“Shutter Island” was unimpressive, not bad, just unimpressive. Scorsese’s latest movie is an old school mystery/thriller set in the mid ‘50s and with much of the same style as many movies of the time. Teddy Daniels, played by Leonardo DiCaprio, is a U.S. Marshal sent to Shutter Island to investigate the escape of a woman who disappeared from a hospital for the criminally insane while trying to cope with the death of his wife.
The more Daniels investigates the case with his partner Chuck Adule, Mark Ruffalo, the more he starts to focus on the Hospital’s administration instead of the missing woman. Suspecting conspiracy, Daniels pushes his investigation well beyond the legal limits, making increasingly desperate and short-sighted decisions that are believable only because of his increasing emotional stakes in the case. As his personal life begins to interweave with it Daniels starts to buckle under the weight of its enormity. His dreams, played out on screen, are thick with images of his dead wife as well as the murdered children of the escapee. The story catapults to an unexpected ending that invites an immediate re-watching of the entire movie, if you have the time and money to spare.

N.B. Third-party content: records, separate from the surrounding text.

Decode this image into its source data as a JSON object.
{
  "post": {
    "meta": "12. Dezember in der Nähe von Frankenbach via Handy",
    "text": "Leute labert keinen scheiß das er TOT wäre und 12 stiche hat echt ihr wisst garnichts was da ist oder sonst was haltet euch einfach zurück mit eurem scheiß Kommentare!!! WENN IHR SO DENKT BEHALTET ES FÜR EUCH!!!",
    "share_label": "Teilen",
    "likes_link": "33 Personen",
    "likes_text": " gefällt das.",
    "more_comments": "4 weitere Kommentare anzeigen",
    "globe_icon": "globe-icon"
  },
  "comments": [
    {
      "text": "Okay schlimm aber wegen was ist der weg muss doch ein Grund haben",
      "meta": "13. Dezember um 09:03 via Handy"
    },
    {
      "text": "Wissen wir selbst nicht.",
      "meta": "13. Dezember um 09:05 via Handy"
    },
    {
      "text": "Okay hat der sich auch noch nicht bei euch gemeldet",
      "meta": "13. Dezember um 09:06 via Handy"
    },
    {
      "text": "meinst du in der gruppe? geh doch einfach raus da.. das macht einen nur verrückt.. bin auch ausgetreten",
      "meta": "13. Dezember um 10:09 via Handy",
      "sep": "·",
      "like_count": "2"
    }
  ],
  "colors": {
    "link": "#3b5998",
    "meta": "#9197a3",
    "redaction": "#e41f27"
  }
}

DiCaprio’s performance felt a little shaky, although much of that is actually a reflection of the character and the near-impossibility for someone to do a subtle Boston accent. The supporting performances by Ben Kingsley and Mark Ruffalo, as well as an incredibly mesmerizing cameo by Jackie Earle Haley (Rorschach from Watchmen) are what really hold this movie up.
But the final reveal at the climax of the story is what really drags it back down to a less remarkable level. The urge to rewatch it is more a result of needing to put things into their new context rather than genuine enjoyment of the film. With endings like “Shutter Island” the general point is to give the audience something totally unexpected that still allows everything else that’s happened to make complete sense, but the big surprise here just feels like too much of a stretch for me. Yes, it puts several errant comments into better context, but the core of the story feels a little too off.
As a whole, “Shutter Island” makes for a compelling movie with a distinct feel not only of the 1950’s, but of movies made at the time with an unfortunately unsound conclusion.